Quelques instants après, Jeanne vint lui apporter une légère collation, avec un billet de madame d’Aulnay qui priait sa cousine de l’excuser pour une couple d’heures, attendu qu’elle tenait compagnie à un ami de M. d’Aulnay qui venait d’arriver de la campagne. Le temps passait lentement, et Antoinette était toujours immobile, en proie aux émotions et aux chagrins qui l’assiégeaient.

Qui pourrait décrire ou peindre sa profonde douleur ? L’entière connaissance qu’elle avait de l’indignité de Sternfield ; la certitude, qui avait donné un coup si violent à ses sentiments de femme, que son mari l’avait recherchée et gagnée — et son visage devenait brûlant lorsqu’elle se rappelait avec quelle facilité il en était venu à bout — pour des motifs d’intérêt sordide ; la pensée qu’elle avait trompé un père aussi bon, aussi indulgent que le sien ; celle de sa propre faiblesse : tout cela la faisait souffrir horriblement. Mais ce qui lui occasionnait une douleur plus forte peut-être que toutes les autres, c’était le souvenir du précieux trésor qu’elle avait perdu dans l’amour du colonel Evelyn, ce cœur brave et sincère avec ses affections nobles et généreuses, cette puissante intelligence, cette nature d’élite en un mot qui aurait pu être à elle, à elle seule, et que maintenant elle ne pouvait plus posséder ! Combien lui paraissait dès lors méprisable le naïf sentiment d’admiration qu’elle avait éprouvé pour la belle figure et les manières agréables du major Sternfield, et que, dans sa vanité, elle avait qualifié du titre d’amour !

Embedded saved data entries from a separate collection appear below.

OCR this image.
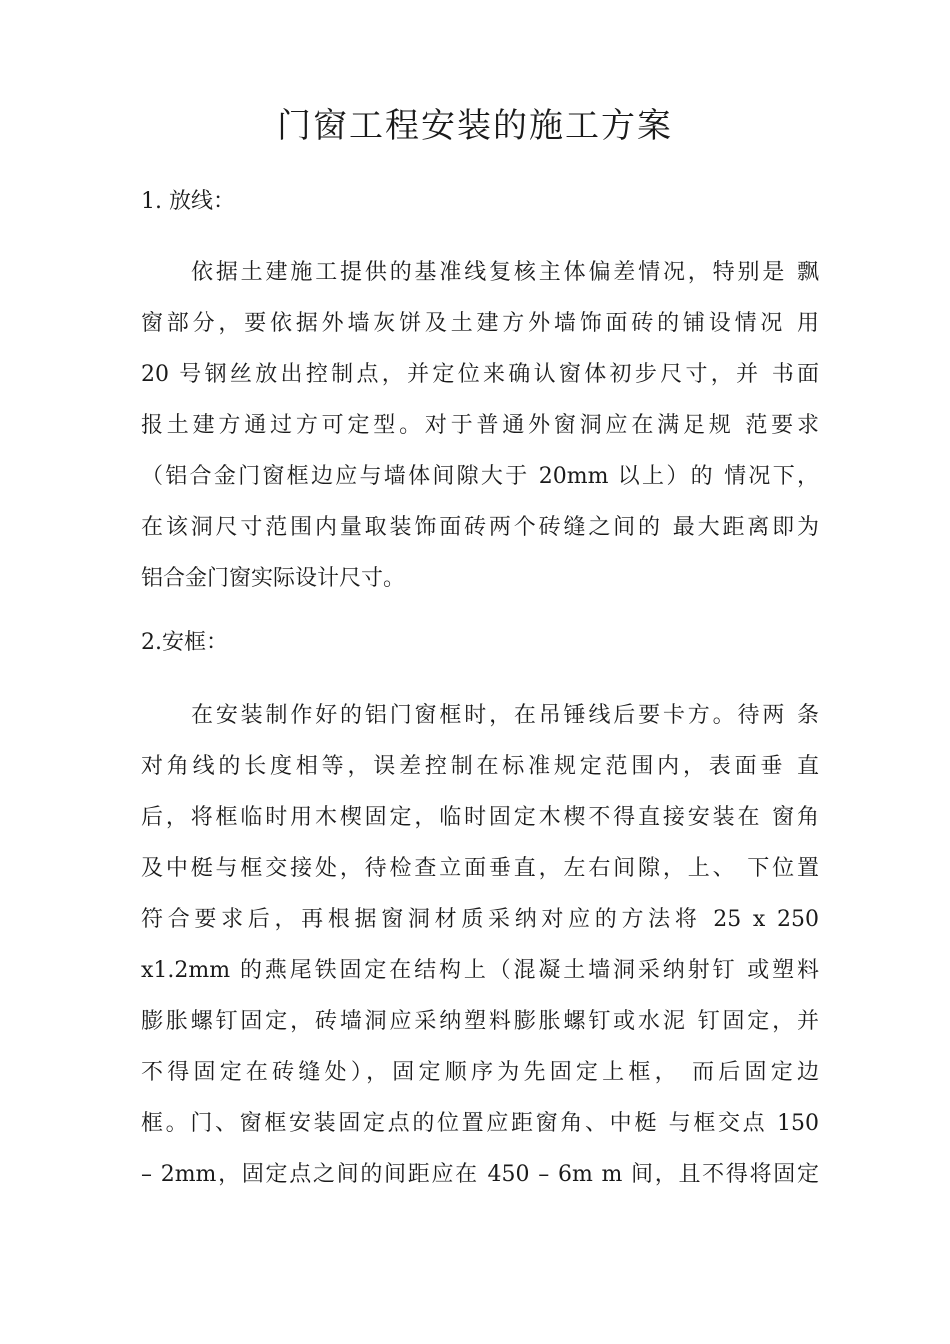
门窗工程安装的施工方案
1. 放线：
依据土建施工提供的基准线复核主体偏差情况，特别是 飘
窗部分，要依据外墙灰饼及土建方外墙饰面砖的铺设情况 用
20 号钢丝放出控制点，并定位来确认窗体初步尺寸，并 书面
报土建方通过方可定型。对于普通外窗洞应在满足规 范要求
（铝合金门窗框边应与墙体间隙大于 20mm 以上）的 情况下，
在该洞尺寸范围内量取装饰面砖两个砖缝之间的 最大距离即为
铝合金门窗实际设计尺寸。
2.安框：
在安装制作好的铝门窗框时，在吊锤线后要卡方。待两 条
对角线的长度相等，误差控制在标准规定范围内，表面垂 直
后，将框临时用木楔固定，临时固定木楔不得直接安装在 窗角
及中梃与框交接处，待检查立面垂直，左右间隙，上、 下位置
符合要求后，再根据窗洞材质采纳对应的方法将 25 x 250
x1.2mm 的燕尾铁固定在结构上（混凝土墙洞采纳射钉 或塑料
膨胀螺钉固定，砖墙洞应采纳塑料膨胀螺钉或水泥 钉固定，并
不得固定在砖缝处），固定顺序为先固定上框， 而后固定边
框。门、窗框安装固定点的位置应距窗角、中梃 与框交点 150
– 2mm，固定点之间的间距应在 450 – 6m m 间，且不得将固定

C’étaient de bien tristes pensées pour une femme qui, comme elle, faible et environnée de tentations, n’avait pour la garantir contre le mal qu’une petite étincelle de foi religieuse qui ne brûlait plus que Faiblement dans son âme. Elle se mit ensuite à songer à madame d’Aulnay, à cette amie frivole et volage dont les conseils ne lui avaient jamais fait que du mal ; à Sternfield dont la conduite semblait tendre à produire le malheur de sa femme, et enfin à sa propre faiblesse, à son propre cœur devenu tiède. Alors, du fond de son âme s’échappa ce cri qui vint frapper la solitude de sa chambre et qu’elle adressait à Celui dont l’oreille est toujours ouverte à la voix du repentir : « Ô mon Dieu ! vous seul pouvez me sauver. »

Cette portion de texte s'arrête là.